Oral thrush is a fungal infection of the mouth caused by the Candida albicans fungus. Sounds scary, right? You probably know it by its more common, less scary name – a yeast infection. Since thrush loves to take up residence in the mouths of infants, we'd like to arm you with some knowledge to prevent it from ever arriving. Let's start with something that might surprise you. Did you know one of the most common transmission methods occurs during feeding time?
Unfortunately, it's true. Whether bottle or breast-feeding, because Candida albicans thrives on milk, the method of delivery doesn't really matter much. Either way, your child could end up with oral thrush. What's even more unfortunate is that because a baby's immune system is still developing, and women often wrestle with yeast infections themselves, a back'n'forth cycle of transmission often occurs. It's for this reason doctors typically recommend treating both the mother and the child if one of them exhibits symptoms of a yeast infection. Let's examine a few ways to stay ahead of this childhood nuisance.
- Maintain cleanliness: Your best defense when it comes to avoiding oral thrush is to keep feeding implements as clean as possible. While it might not seem to be a big concern to go without cleaning a bottle that has been used only an hour earlier, yeast can indeed form on the nipple of a bottle within that timeframe. Wash bottle nipples and pacifiers daily, and store bottles in the refrigerator when not in use to prevent yeast growth.
- Be aware of your own health: As previously mentioned, because a mother can transmit a yeast infection to her child via breastfeeding, it's important to look out for symptoms of the infection in your own body.

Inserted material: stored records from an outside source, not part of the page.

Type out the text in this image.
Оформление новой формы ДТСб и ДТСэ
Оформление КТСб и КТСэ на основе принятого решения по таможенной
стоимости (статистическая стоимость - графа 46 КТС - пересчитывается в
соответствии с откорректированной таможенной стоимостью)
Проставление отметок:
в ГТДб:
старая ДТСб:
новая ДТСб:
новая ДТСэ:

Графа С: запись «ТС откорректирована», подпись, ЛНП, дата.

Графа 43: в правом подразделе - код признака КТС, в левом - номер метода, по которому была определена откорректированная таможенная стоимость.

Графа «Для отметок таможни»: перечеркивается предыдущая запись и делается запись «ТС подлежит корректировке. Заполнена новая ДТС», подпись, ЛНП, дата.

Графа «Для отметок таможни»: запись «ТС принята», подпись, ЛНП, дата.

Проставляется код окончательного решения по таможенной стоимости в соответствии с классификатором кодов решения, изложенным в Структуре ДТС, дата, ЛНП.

Also, red, cracked, or sore nipples could indicate your baby has passed thrush onto you as well, so alert your doctor if this is ever the case. Additionally, should a mother have a vaginal yeast infection, and is in the last three months of pregnancy, your doctor may recommend treating the infection prior to birth to decrease the risk of the newborn developing thrush during delivery.
- Understand the role of antibiotics: Because antibiotics disrupt the natural balance of micro-organisms that protect a baby from getting thrush in the first place, a baby taking antibiotics for any other sort of infection could make them prone to developing thrush as a result. Breastfeeding during this time can help because breast milk delivers supportive antibodies to help develop a child's immune system, and rinsing your baby’s mouth with some water after delivering antibiotics can help reduce the chances of the antibiotic having an acute adverse effect in the oral cavity.